A fiscal 2022 appropriations deal announced on March 9, 2022, would maintain a ban on the SEC issuing corporate political spending disclosure rules, to the dismay of transparency advocates who had hoped Democratic lawmakers would be able to scrap the long-standing prohibition. The omnibus appropriations package, set to be voted on this week, would fund the commission at $1.99 billion, a $74 million increase over last year’s enacted level.
Democrats in both the House and Senate last year had put forth Financial Services and General Government (FSGG) budgets funding the SEC that would have eliminated the Republican rider, which has appeared in federal budget legislation every year since 2015. But faced with the pressure to finish the appropriations process as a third consecutive continuing resolution threatened to run out by March 11, budget negotiators agreed to keep the ban in place, while giving the commission a funding boost. The budget would apply to the current federal fiscal year, which began in October 2021.
Lisa Gilbert, executive vice president of Public Citizen, which has taken the lead on the political spending disclosure issue among financial reform groups, praised the crafting of an omnibus package “increasing funding to important projects and programs.”
“That said, it is extremely unfortunate that a number of legacy poison pill policy riders were inserted back into the final deal, this includes the rider that halts the SEC from finalizing a rule requiring political spending disclosure,” she said in a statement. “While the agency can in fact do work on the policy in the interim, the inability to finish a rule that would bring secret political spending, information long hotly-demanded by investors, into the sunlight is a keenly-felt missed opportunity. As companies from banks to crypto to oil companies spend ever increasing amounts to influence our elections, investors have a right to know how their funds are being used in politics.”
The agreement means SEC Chair Gary Gensler – who is moving forward with an aggressive rulemaking agenda on other environmental, social, and governance (ESG) disclosures such as climate risk – will remain barred from implementing political spending transparency rules. He told lawmakers last year he supports putting those proposed disclosures out for notice and comment. (See SEC Chair Gensler Sharpens Support for Political Spending Disclosure Proposal in the September 17, 2021, edition of Accounting & Compliance Alert.)
Political spending transparency advocates have called for the reforms since the Supreme Court’s 2010 ruling in Citizens United v. Federal Election Commission, which lifted restrictions on independent political expenditures by corporations and unions. In 2011, a group of 10 academics – including now-former SEC commissioner Robert Jackson – petitioned the SEC to issue the rules. That petition has garnered more than 1.2 million comments.
Public Citizen has previously indicated it wants a disclosure rule that includes a company’s general policies around disclosing political activity, board oversight over political spending decisions, and details on the expenditures themselves that go beyond current lobbying disclosures and Federal Election Commission filings, including dues paid to trade associations and 501(c)(4) “social welfare” groups – two major sources of dark money subject to inadequate donor disclose requirements.
Republican lawmakers and the business lobby have argued political spending is well outside the scope of the SEC’s market regulation responsibilities. Sen. Richard Shelby of Alabama, the top Republican on the Senate Appropriations Committee, in a statement said he had insisted on both the “preservation of long-standing legacy riders” and the “exclusion of partisan poison pills.”

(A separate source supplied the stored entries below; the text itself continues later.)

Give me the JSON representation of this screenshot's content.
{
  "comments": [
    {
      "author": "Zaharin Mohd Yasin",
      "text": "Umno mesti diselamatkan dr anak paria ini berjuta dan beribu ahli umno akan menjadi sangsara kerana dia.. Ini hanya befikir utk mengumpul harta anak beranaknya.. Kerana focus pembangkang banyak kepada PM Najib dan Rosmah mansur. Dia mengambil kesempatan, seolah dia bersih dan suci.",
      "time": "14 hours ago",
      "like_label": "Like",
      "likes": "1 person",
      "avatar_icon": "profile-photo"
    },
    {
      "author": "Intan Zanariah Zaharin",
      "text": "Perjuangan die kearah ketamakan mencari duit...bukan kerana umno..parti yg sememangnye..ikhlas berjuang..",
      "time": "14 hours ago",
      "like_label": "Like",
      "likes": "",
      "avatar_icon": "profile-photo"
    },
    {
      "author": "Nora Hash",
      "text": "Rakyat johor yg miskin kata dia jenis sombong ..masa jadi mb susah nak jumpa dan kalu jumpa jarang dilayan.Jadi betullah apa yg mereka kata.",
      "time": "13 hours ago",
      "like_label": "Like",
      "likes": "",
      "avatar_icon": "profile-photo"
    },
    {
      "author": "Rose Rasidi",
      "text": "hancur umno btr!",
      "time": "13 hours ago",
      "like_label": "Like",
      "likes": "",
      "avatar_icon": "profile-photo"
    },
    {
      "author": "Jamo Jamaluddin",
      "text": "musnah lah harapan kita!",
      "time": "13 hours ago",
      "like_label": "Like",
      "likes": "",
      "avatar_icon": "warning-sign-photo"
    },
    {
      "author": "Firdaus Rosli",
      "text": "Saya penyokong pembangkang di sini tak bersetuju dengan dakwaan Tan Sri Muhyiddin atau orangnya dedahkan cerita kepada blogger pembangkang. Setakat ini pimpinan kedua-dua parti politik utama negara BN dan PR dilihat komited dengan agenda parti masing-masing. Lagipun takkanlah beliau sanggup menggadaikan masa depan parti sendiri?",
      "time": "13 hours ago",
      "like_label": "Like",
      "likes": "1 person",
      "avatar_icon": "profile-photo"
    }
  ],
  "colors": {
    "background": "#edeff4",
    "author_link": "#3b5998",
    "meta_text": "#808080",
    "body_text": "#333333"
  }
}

“The Omnibus rejects liberal policies and effectively addresses Republican priorities,” Shelby said. “The House and Senate should act quickly and send it to the President.”
In terms of funding, the $1.99 billion in the budget agreement roughly matches what the SEC had requested last year, and would go toward supporting a staff that Gensler has cast as “stretched thin” after years of shrinking headcount.
The commission, in its budget justification document last year, mapped out plans for 65 new positions, a dozen of which would be added to the Division of Corporation Finance (CorpFin). CorpFin, which has seen only small staff increases in prior budget requests, would add the new positions “to cover this increased workload and advance key rulemaking priorities” from a “once-in-a-generation wave” of traditional initial public offerings, as well as a rush of filings by special purpose acquisition companies (SPACs), according to the justification document.